Louisville Gas and Electric will seek regulatory approval to shut down coal ash ponds in Louisville and Trimble County, at a cost of $311 million to ratepayers.
The company announced this week it will file documents with the Public Service Commission later this month to close the ponds at the Mill Creek and Trimble County power plants. The ponds are one way the company disposes of coal ash, which is a byproduct of burning coal. The ash is also placed into dry landfills, and the company said a quarter of the waste is recycled into products like concrete and wallboards.
LG&E spokeswoman Natasha Collins said the company estimates that the $311 million cost to cap and close the two ponds — lumped in with another $5 million for updated mercury controls — at its peak will increase the average LG&E ratepayer’s bill by $2.26 in 2020.
The monthly surcharge will increase gradually until 2020, and then decline.
“This is the direction that we’ve been going in,” Collins said. “And ultimately, in studying our compliance options as it relates to the new rule, we determined that the lowest reasonable-cost option would be capping and closing our coal ash ponds while also continuing to beneficially reuse the byproducts.”

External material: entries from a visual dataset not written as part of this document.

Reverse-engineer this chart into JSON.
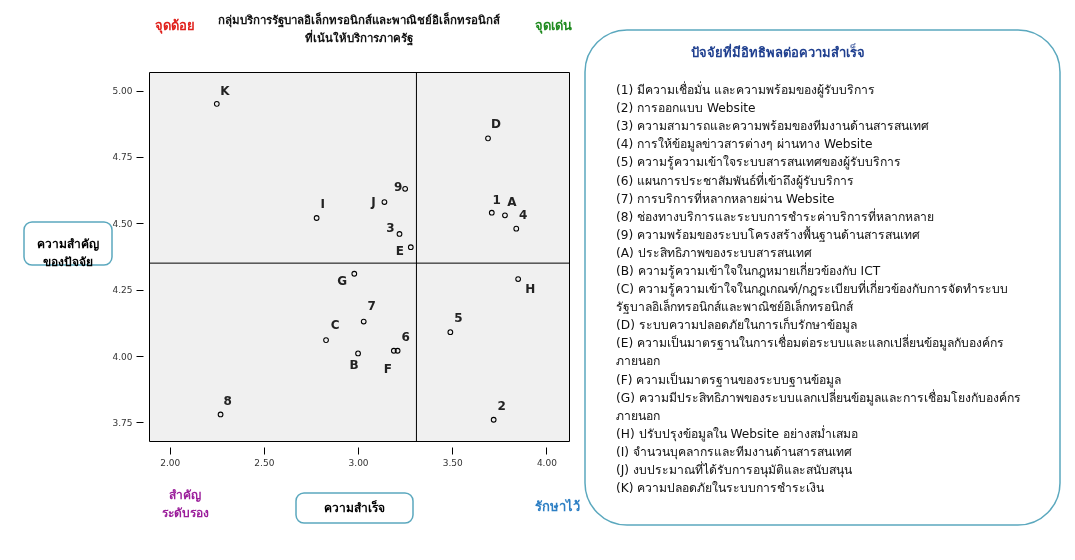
{
  "chart_data": {
    "type": "scatter",
    "title": "กลุ่มบริการรัฐบาลอิเล็กทรอนิกส์และพาณิชย์อิเล็กทรอนิกส์\nที่เน้นให้บริการภาครัฐ",
    "xlabel": "ความสำเร็จ",
    "ylabel": "ความสำคัญ\nของปัจจัย",
    "x": [
      3.71,
      3.72,
      3.22,
      3.84,
      3.49,
      3.21,
      3.03,
      2.27,
      3.25,
      3.78,
      3.0,
      2.83,
      3.69,
      3.28,
      3.19,
      2.98,
      3.85,
      2.78,
      3.14,
      2.25
    ],
    "series": [
      {
        "color": "#000000",
        "values": [
          4.54,
          3.76,
          4.46,
          4.48,
          4.09,
          4.02,
          4.13,
          3.78,
          4.63,
          4.53,
          4.01,
          4.06,
          4.82,
          4.41,
          4.02,
          4.31,
          4.29,
          4.52,
          4.58,
          4.95
        ]
      }
    ],
    "marker": "circle",
    "xlim": [
      1.89,
      4.12
    ],
    "ylim": [
      3.68,
      5.07
    ],
    "xticks": [
      {
        "value": 2,
        "label": "2.00"
      },
      {
        "value": 2.5,
        "label": "2.50"
      },
      {
        "value": 3,
        "label": "3.00"
      },
      {
        "value": 3.5,
        "label": "3.50"
      },
      {
        "value": 4,
        "label": "4.00"
      }
    ],
    "yticks": [
      {
        "value": 3.75,
        "label": "3.75"
      },
      {
        "value": 4,
        "label": "4.00"
      },
      {
        "value": 4.25,
        "label": "4.25"
      },
      {
        "value": 4.5,
        "label": "4.50"
      },
      {
        "value": 4.75,
        "label": "4.75"
      },
      {
        "value": 5,
        "label": "5.00"
      }
    ],
    "ref_lines": [
      {
        "axis": "x",
        "value": 3.31
      },
      {
        "axis": "y",
        "value": 4.35
      }
    ],
    "annotations": [
      "จุดด้อย",
      "จุดเด่น",
      "สำคัญ\nระดับรอง",
      "รักษาไว้",
      "ปัจจัยที่มีอิทธิพลต่อความสำเร็จ",
      "(1) มีความเชื่อมั่น และความพร้อมของผู้รับบริการ",
      "(2) การออกแบบ Website",
      "(3) ความสามารถและความพร้อมของทีมงานด้านสารสนเทศ",
      "(4) การให้ข้อมูลข่าวสารต่างๆ ผ่านทาง Website",
      "(5) ความรู้ความเข้าใจระบบสารสนเทศของผู้รับบริการ",
      "(6) แผนการประชาสัมพันธ์ที่เข้าถึงผู้รับบริการ",
      "(7) การบริการที่หลากหลายผ่าน Website",
      "(8) ช่องทางบริการและระบบการชำระค่าบริการที่หลากหลาย",
      "(9) ความพร้อมของระบบโครงสร้างพื้นฐานด้านสารสนเทศ",
      "(A) ประสิทธิภาพของระบบสารสนเทศ",
      "(B) ความรู้ความเข้าใจในกฎหมายเกี่ยวข้องกับ ICT",
      "(C) ความรู้ความเข้าใจในกฎเกณฑ์/กฎระเบียบที่เกี่ยวข้องกับการจัดทำระบบ\nรัฐบาลอิเล็กทรอนิกส์และพาณิชย์อิเล็กทรอนิกส์",
      "(D) ระบบความปลอดภัยในการเก็บรักษาข้อมูล",
      "(E) ความเป็นมาตรฐานในการเชื่อมต่อระบบและแลกเปลี่ยนข้อมูลกับองค์กร\nภายนอก",
      "(F) ความเป็นมาตรฐานของระบบฐานข้อมูล",
      "(G) ความมีประสิทธิภาพของระบบแลกเปลี่ยนข้อมูลและการเชื่อมโยงกับองค์กร\nภายนอก",
      "(H) ปรับปรุงข้อมูลใน Website อย่างสม่ำเสมอ",
      "(I) จำนวนบุคลากรและทีมงานด้านสารสนเทศ",
      "(J) งบประมาณที่ได้รับการอนุมัติและสนับสนุน",
      "(K) ความปลอดภัยในระบบการชำระเงิน",
      {
        "text": "1",
        "x": 3.71,
        "y": 4.54
      },
      {
        "text": "2",
        "x": 3.72,
        "y": 3.76
      },
      {
        "text": "3",
        "x": 3.22,
        "y": 4.46
      },
      {
        "text": "4",
        "x": 3.84,
        "y": 4.48
      },
      {
        "text": "5",
        "x": 3.49,
        "y": 4.09
      },
      {
        "text": "6",
        "x": 3.21,
        "y": 4.02
      },
      {
        "text": "7",
        "x": 3.03,
        "y": 4.13
      },
      {
        "text": "8",
        "x": 2.27,
        "y": 3.78
      },
      {
        "text": "9",
        "x": 3.25,
        "y": 4.63
      },
      {
        "text": "A",
        "x": 3.78,
        "y": 4.53
      },
      {
        "text": "B",
        "x": 3.0,
        "y": 4.01
      },
      {
        "text": "C",
        "x": 2.83,
        "y": 4.06
      },
      {
        "text": "D",
        "x": 3.69,
        "y": 4.82
      },
      {
        "text": "E",
        "x": 3.28,
        "y": 4.41
      },
      {
        "text": "F",
        "x": 3.19,
        "y": 4.02
      },
      {
        "text": "G",
        "x": 2.98,
        "y": 4.31
      },
      {
        "text": "H",
        "x": 3.85,
        "y": 4.29
      },
      {
        "text": "I",
        "x": 2.78,
        "y": 4.52
      },
      {
        "text": "J",
        "x": 3.14,
        "y": 4.58
      },
      {
        "text": "K",
        "x": 2.25,
        "y": 4.95
      }
    ]
  }
}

The coal ash pond at Mill Creek is currently the subject of a lawsuit filed by environmental groups, who claim the pond’s direct discharges into the Ohio River violate LG&E’s state permit. LG&E is also in the process of capping and closing the coal ash pond at the Cane Run plant. The coal-fired Cane Run was retired last year, and a natural gas power plant now operates on the site.
Coal ash ponds came under scrutiny in 2008, when a billion gallons of slurry was released from an impoundment in Kingston, Tennessee. The Environmental Protection Agency finalized the nation’s first-ever federal standards for coal ash in 2014; the rules allow existing coal ash ponds to continue operating, unless they’re causing problems to water quality.